Nextel’s NASCAR driver-themed phone “skins” were popular in the early days of the deal, but Sprint eventually introduced more advanced technological tie-ins like the FanVision scanner, NASCAR mobile app, the massive Sprint Experience mobile display unit and the Sprint All-Star Race fan vote, which gave fans a way to affect on-track action through their phones.

Drivers Clint Bowyer and Matt Kenseth dressed up as nursing home competitors in a memorable 2013 ad.
“The activation was still very traditional; it was very much about the at-track experience [and] the hosting,” said Mike Mooney, a Roush Fenway Racing executive who helped lead the transition from Winston to Nextel as the latter’s then-director of marketing communications. “But what was different and exciting at the same time was that this was really the first time a Cup Series sponsor for NASCAR could advertise on TV [due to the prior restrictions on Winston].”

Sprint Nextel took advantage of that by pumping out numerous TV spots through the years, such as Dale Earnhardt Jr.’s ad on the dangers of texting and driving, a 2013 “Drive to Win” spot showing drivers Matt Kenseth and Clint Bowyer dressed up as motor scooter-racing nursing home residents, and a 2007 spot showing Jimmie Johnson using his Nextel push-to-talk device to have his assistant bring him his Cup Series trophy so he could talk trash to Elliott Sadler.

The pact eventually changed as Sprint, which merged with SoftBank in 2013, cut back on marketing. The company reduced the number of people working on the sponsorship — either in-house or at Octagon — from what was an average of about 35 people during the prime years of the deal to around a third of that in the final years. Alumni of the Nextel-Sprint program are still sprinkled throughout sports and many have gone on to prominent careers, like Jill Gregory, NASCAR’s senior vice president and CMO, and Chad Seigler, NASCAR’s vice president of business development.

While some track operators and other industry stakeholders pitched Sprint on staying in the sport after 2016, the company plans to stick with its plan to exit the sport, Meesters confirmed. Nonetheless, as the sport prepares for the final race under the Sprint banner, Meesters says the industry should be clear on why the deal is coming to an end.

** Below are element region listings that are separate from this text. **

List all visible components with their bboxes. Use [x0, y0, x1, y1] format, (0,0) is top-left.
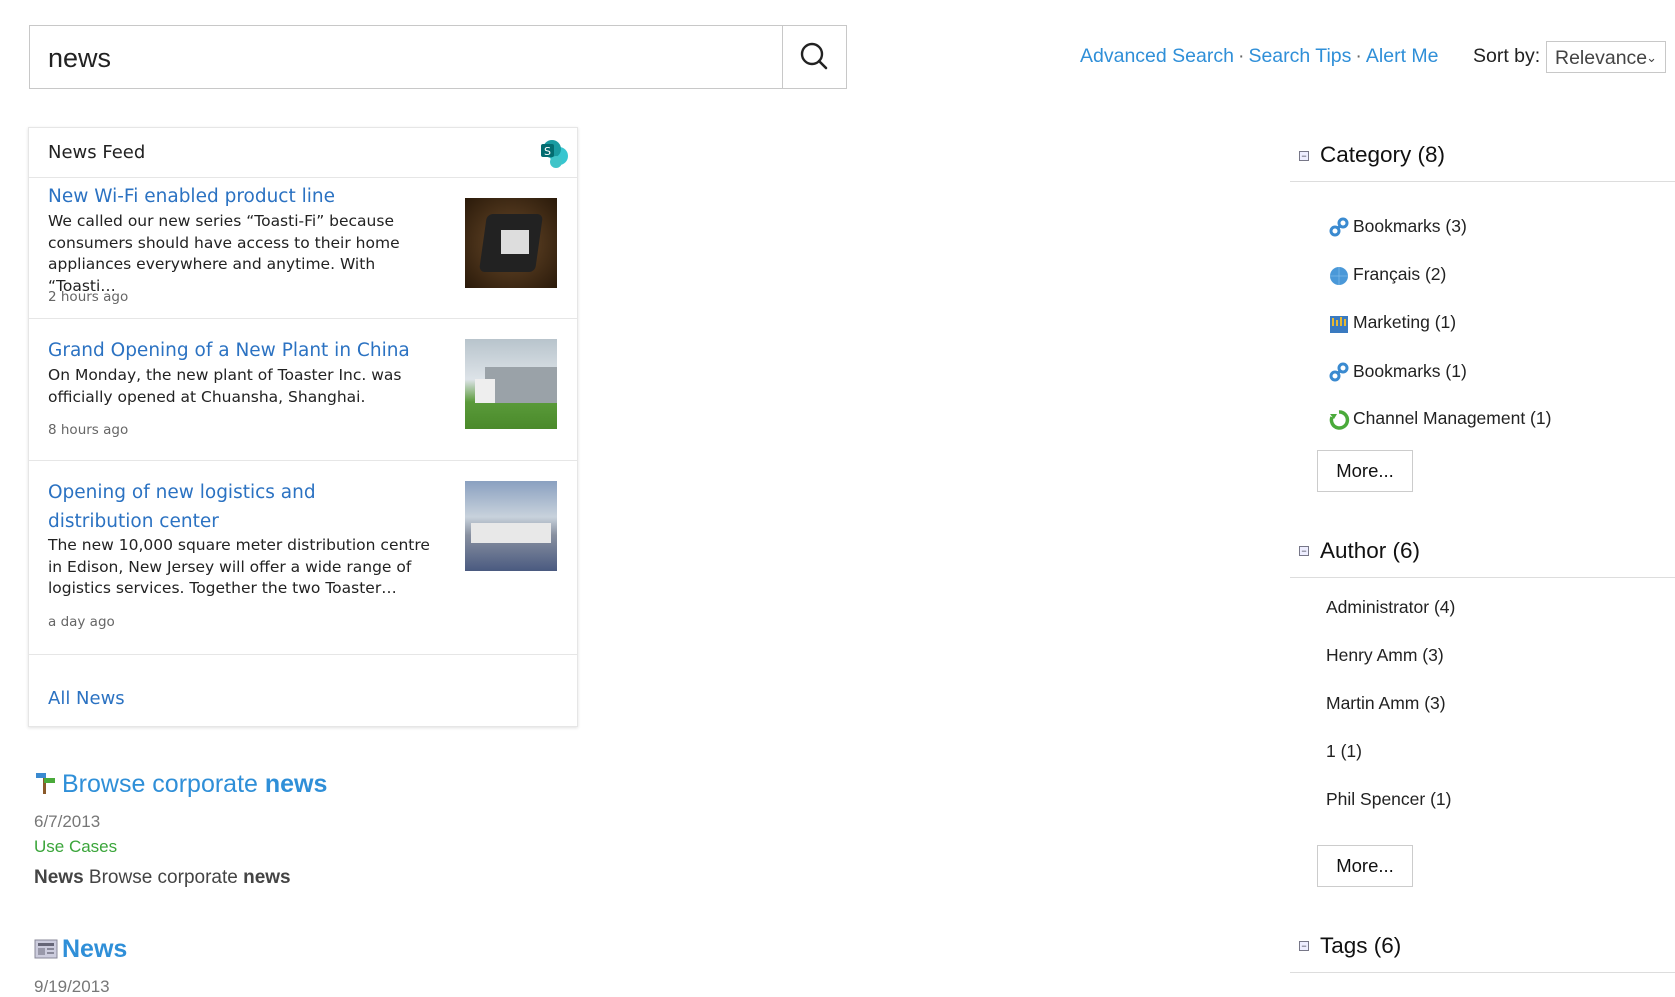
- collapse-icon[interactable]: −: [1299, 941, 1309, 951]
- result-title[interactable]: News: [34, 935, 127, 964]
- news-item-time: 2 hours ago: [48, 289, 129, 305]
- result-category[interactable]: Use Cases: [34, 837, 327, 857]
- recycle-icon: [1328, 408, 1353, 435]
- category-facet-item[interactable]: Bookmarks (3): [1328, 210, 1467, 243]
- warehouse-image: [465, 481, 557, 571]
- category-more-button[interactable]: More...: [1317, 450, 1413, 492]
- result-title-text: Browse corporate: [62, 770, 265, 798]
- news-item[interactable]: New Wi-Fi enabled product line We called…: [29, 178, 577, 319]
- news-item-title[interactable]: New Wi-Fi enabled product line: [48, 182, 418, 211]
- facet-item-label: Français (2): [1353, 264, 1447, 284]
- svg-text:S: S: [544, 145, 551, 158]
- chevron-down-icon: ⌄: [1646, 50, 1657, 65]
- author-facet-item[interactable]: Phil Spencer (1): [1326, 789, 1451, 810]
- sort-label: Sort by:: [1473, 45, 1541, 67]
- search-result: News 9/19/2013: [34, 935, 127, 997]
- sort-select[interactable]: Relevance ⌄: [1546, 41, 1666, 73]
- toaster-image: [465, 198, 557, 288]
- news-item-description: On Monday, the new plant of Toaster Inc.…: [48, 366, 402, 406]
- facet-item-label: Marketing (1): [1353, 312, 1457, 332]
- news-feed-card: News Feed S New Wi-Fi enabled product li…: [28, 127, 578, 727]
- search-links: Advanced Search · Search Tips · Alert Me: [1080, 45, 1439, 68]
- search-icon: [800, 42, 828, 70]
- result-date: 9/19/2013: [34, 977, 110, 996]
- search-tips-link[interactable]: Search Tips: [1248, 45, 1351, 67]
- separator: ·: [1355, 45, 1362, 67]
- result-snippet: News Browse corporate news: [34, 867, 291, 888]
- sharepoint-icon: S: [541, 140, 568, 168]
- search-result: Browse corporate news 6/7/2013 Use Cases…: [34, 770, 327, 889]
- result-title[interactable]: Browse corporate news: [34, 770, 327, 799]
- newspaper-icon: [34, 939, 58, 959]
- collapse-icon[interactable]: −: [1299, 546, 1309, 556]
- facet-item-label: Bookmarks (1): [1353, 361, 1467, 381]
- news-item[interactable]: Opening of new logistics and distributio…: [29, 461, 577, 655]
- divider: [1290, 577, 1675, 578]
- author-more-button[interactable]: More...: [1317, 845, 1413, 887]
- news-item-description: We called our new series “Toasti-Fi” bec…: [48, 212, 400, 295]
- author-facet-item[interactable]: Administrator (4): [1326, 597, 1455, 618]
- divider: [1290, 181, 1675, 182]
- sort-value: Relevance: [1555, 47, 1648, 69]
- facet-item-label: Bookmarks (3): [1353, 216, 1467, 236]
- result-date: 6/7/2013: [34, 812, 101, 831]
- result-title-highlight: News: [62, 935, 128, 963]
- chart-icon: [1328, 312, 1353, 339]
- collapse-icon[interactable]: −: [1299, 151, 1309, 161]
- link-icon: [1328, 216, 1353, 243]
- search-input[interactable]: [30, 26, 780, 90]
- factory-image: [465, 339, 557, 429]
- author-facet-item[interactable]: Henry Amm (3): [1326, 645, 1444, 666]
- news-item-description: The new 10,000 square meter distribution…: [48, 536, 430, 597]
- link-icon: [1328, 361, 1353, 388]
- result-title-highlight: news: [264, 770, 328, 798]
- category-facet-item[interactable]: Channel Management (1): [1328, 402, 1551, 435]
- facet-author-title[interactable]: Author (6): [1320, 538, 1420, 564]
- search-button[interactable]: [782, 26, 846, 88]
- facet-category-title[interactable]: Category (8): [1320, 142, 1445, 168]
- divider: [1290, 972, 1675, 973]
- news-item-time: 8 hours ago: [48, 422, 129, 438]
- news-item-time: a day ago: [48, 614, 115, 630]
- category-facet-item[interactable]: Français (2): [1328, 258, 1446, 291]
- news-item-title[interactable]: Opening of new logistics and distributio…: [48, 478, 418, 536]
- separator: ·: [1237, 45, 1245, 67]
- all-news-link[interactable]: All News: [48, 688, 125, 709]
- facet-item-label: Channel Management (1): [1353, 408, 1552, 428]
- news-feed-title: News Feed: [48, 142, 146, 163]
- news-item[interactable]: Grand Opening of a New Plant in China On…: [29, 319, 577, 461]
- news-item-title[interactable]: Grand Opening of a New Plant in China: [48, 336, 418, 365]
- author-facet-item[interactable]: Martin Amm (3): [1326, 693, 1446, 714]
- category-facet-item[interactable]: Bookmarks (1): [1328, 355, 1467, 388]
- alert-me-link[interactable]: Alert Me: [1366, 45, 1439, 67]
- facet-tags-title[interactable]: Tags (6): [1320, 933, 1401, 959]
- globe-icon: [1328, 264, 1353, 291]
- signpost-icon: [36, 773, 55, 794]
- search-box: [29, 25, 847, 90]
- category-facet-item[interactable]: Marketing (1): [1328, 306, 1456, 339]
- author-facet-item[interactable]: 1 (1): [1326, 741, 1362, 762]
- advanced-search-link[interactable]: Advanced Search: [1080, 45, 1234, 67]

“It’s been well-documented that Sprint is undergoing a major turnaround,” she said. “Any time you’re doing a massive corporate transformation, even if you have programs that have been working, you still have to make incredibly hard choices — and that’s what you see happening here with this sponsorship.”

Some who have worked on the sponsorship for years say the end of the deal still feels a bit surreal, although it’s become increasingly real as the final weeks of the season tick away.

“It will be surreal when the final flag drops at Homestead and this entitlement has officially come to a close prior to the banquet,” said Arnold Wright, an executive vice president at Octagon who has worked on the partnership since its inception. “This has been a big piece of who we’ve been as an agency for the last 13 years.”